Model View Controller (MVC) architecture, helps in the separation of application logic and presentation of HTML content. The Model is the logic of the site, the rules that determine what is shown, and to whom it is shown. The View component of this architecture is naturally the JSPs that display the content that is created. Finally, the Controller designates which part of the Model is invoked, and which JSP is used to render the data. Another way to put this is that the Controller defines the structure of the site and the page flow logic. This information is read from a configuration file, and not buried inside Web pages.Below figure shows a diagram of the MVC architecture
There are two typical types of Model 2 architectures: strict and loose. The strict version designates the role of the Controller to a single servlet, which extracts the information needed to route the query to a piece of logic, executes the logic component, and then forwards the result of the execution to a JSP. A popularly used MVC implementation is the Struts framework ( http://struts.apache.org/)
This framework implements a standard servlet for routing execution. Each piece of functionality is implemented as a special type of Struts component known as an Action . Each Action defines a single method and can place a variety of objects where the JSP that is invoked can use them to render the page. In this type of architecture, the sequence of execution is often very reliable. Below figure illustrates this sequence.
An expanded example of the MVC strict architecture is shown in below Figure. In this diagram, you can see that the single Controller selects the correct logic to execute, and then forwards the result to the View, which renders the results for the client.
Small-scale, homegrown sites that are not based on a framework are often a looser version of this architecture. Several servlets each take the role of a Controller and part of the Model. In this version of the Model 2 architecture, the JSPs are still designed so that they contain very little or no logic and the servlets handle all of the functions of the application. This second model is quite popular because it promotes high productivity in the short term, and can be easier to understand than the strict MVC architecture.
In sites that have a pure MVC architecture, the structure of the site is (at least in principle) quite flexible. The site is divided into units of functionality that can be reused in multiple situations, as well as pages that can be reused.

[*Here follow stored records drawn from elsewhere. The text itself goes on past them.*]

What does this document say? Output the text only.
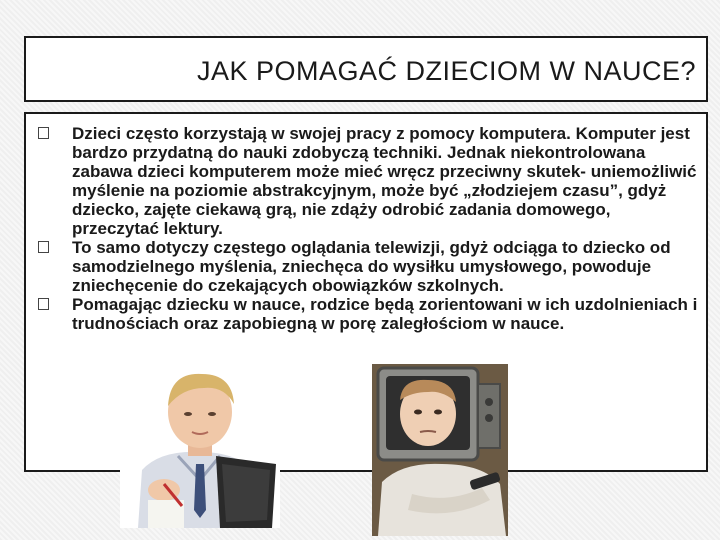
JAK POMAGAĆ DZIECIOM W NAUCE?
Dzieci często korzystają w swojej pracy z pomocy komputera. Komputer jest bardzo przydatną do nauki zdobyczą techniki. Jednak niekontrolowana zabawa dzieci komputerem może mieć wręcz przeciwny skutek- uniemożliwić myślenie na poziomie abstrakcyjnym, może być „złodziejem czasu”, gdyż dziecko, zajęte ciekawą grą, nie zdąży odrobić zadania domowego, przeczytać lektury.
To samo dotyczy częstego oglądania telewizji, gdyż odciąga to dziecko od samodzielnego myślenia, zniechęca do wysiłku umysłowego, powoduje zniechęcenie do czekających obowiązków szkolnych.
Pomagając dziecku w nauce, rodzice będą zorientowani w ich uzdolnieniach i trudnościach oraz zapobiegną w porę zaległościom w nauce.
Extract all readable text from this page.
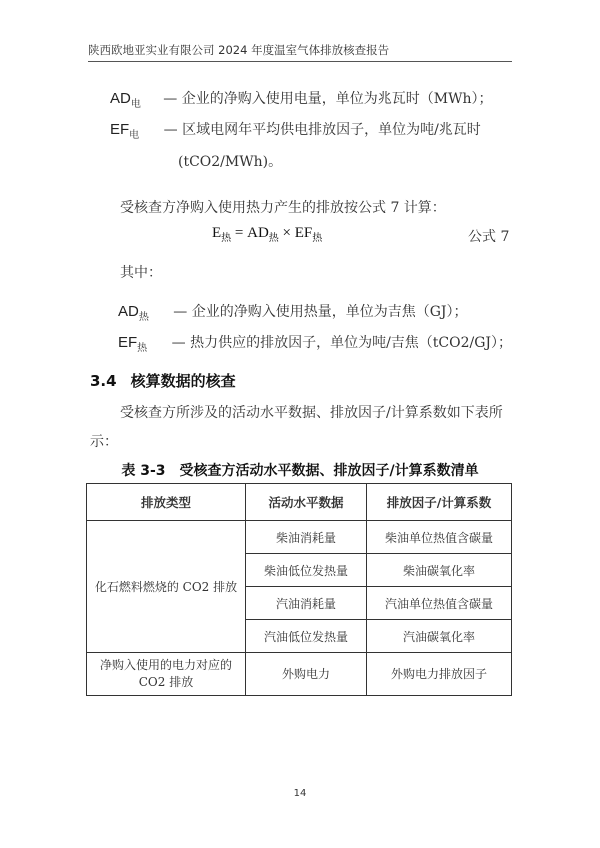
陕西欧地亚实业有限公司 2024 年度温室气体排放核查报告
$AD_电$ — 企业的净购入使用电量，单位为兆瓦时（MWh）；
$EF_电$ — 区域电网年平均供电排放因子，单位为吨/兆瓦时
(tCO2/MWh)。
受核查方净购入使用热力产生的排放按公式 7 计算：
$E_热 = AD_热 \times EF_热$	公式 7
其中：
$AD_热$ — 企业的净购入使用热量，单位为吉焦（GJ）；
$EF_热$ — 热力供应的排放因子，单位为吨/吉焦（tCO2/GJ）；
3.4 核算数据的核查
受核查方所涉及的活动水平数据、排放因子/计算系数如下表所
示：
表 3-3　受核查方活动水平数据、排放因子/计算系数清单
排放类型	活动水平数据	排放因子/计算系数
化石燃料燃烧的 CO2 排放	柴油消耗量	柴油单位热值含碳量
	柴油低位发热量	柴油碳氧化率
	汽油消耗量	汽油单位热值含碳量
	汽油低位发热量	汽油碳氧化率

净购入使用的电力对应的
CO2 排放	外购电力	外购电力排放因子
14
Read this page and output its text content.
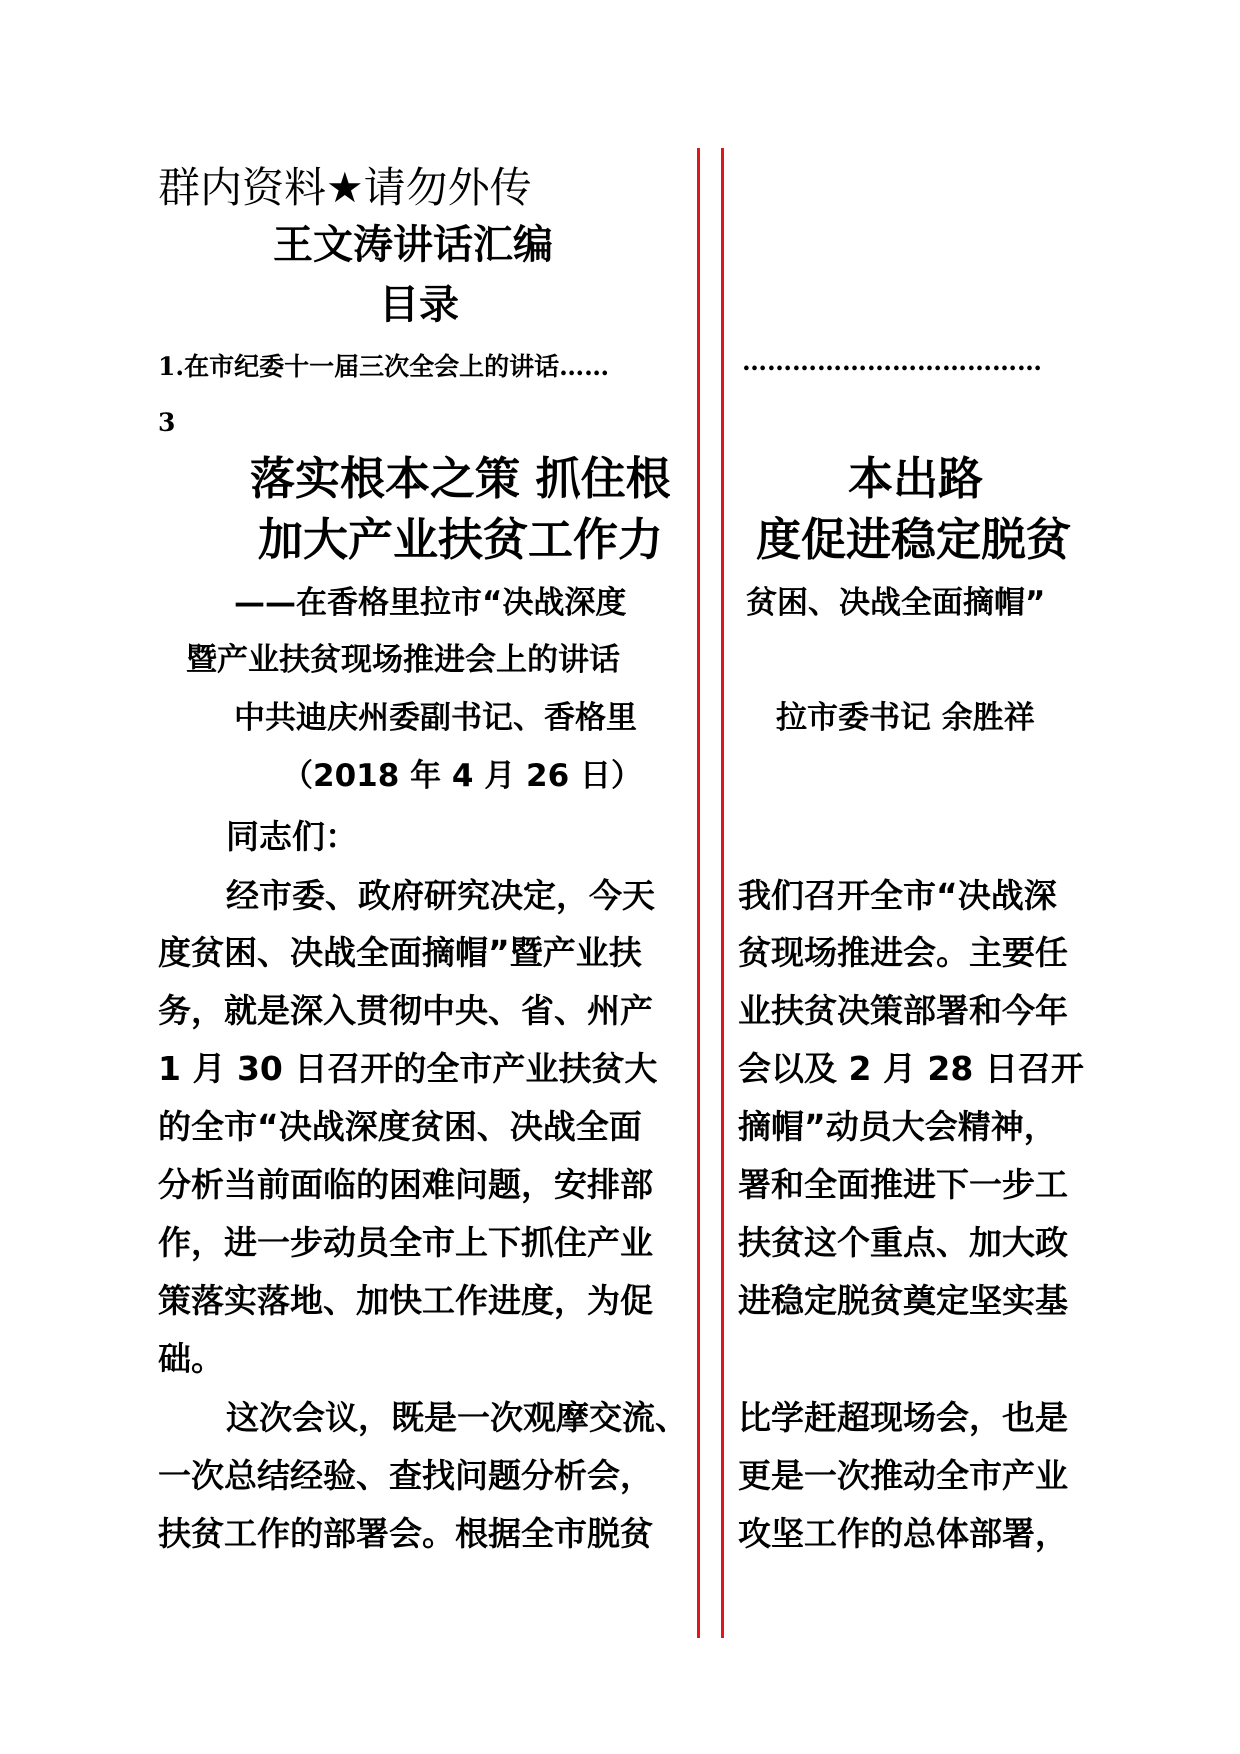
群内资料★请勿外传
王文涛讲话汇编
目录
1.在市纪委十一届三次全会上的讲话……	………………………………
3
落实根本之策 抓住根	本出路
加大产业扶贫工作力 度促进稳定脱贫
——在香格里拉市“决战深度	贫困、决战全面摘帽”
暨产业扶贫现场推进会上的讲话
中共迪庆州委副书记、香格里	拉市委书记 余胜祥
（2018 年 4 月 26 日）
同志们：
经市委、政府研究决定，今天
度贫困、决战全面摘帽”暨产业扶
务，就是深入贯彻中央、省、州产
1 月 30 日召开的全市产业扶贫大
的全市“决战深度贫困、决战全面
分析当前面临的困难问题，安排部
作，进一步动员全市上下抓住产业
策落实落地、加快工作进度，为促
础。
我们召开全市“决战深
贫现场推进会。主要任
业扶贫决策部署和今年
会以及 2 月 28 日召开
摘帽”动员大会精神，
署和全面推进下一步工
扶贫这个重点、加大政
进稳定脱贫奠定坚实基
这次会议，既是一次观摩交流、
一次总结经验、查找问题分析会，
扶贫工作的部署会。根据全市脱贫
比学赶超现场会，也是
更是一次推动全市产业
攻坚工作的总体部署，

For example, a page that displays contact details in a Web site may be used for creating a new contact, updating an old contact, viewing an existing contact, and updating a user’s contact details.
A site that allows content management may use the same JSP and servlet code for uploading a variety of documents, each with different needs (such as a report, a tender request, and a procedures manual). As the site expands, these components will need to be integrated with new functionality. The flow control must be configured before the various components will work together correctly. This does, however, represent a very reusable and updateable site. The site can be reconfigured according to business needs and customer requests with minimal code rewrite.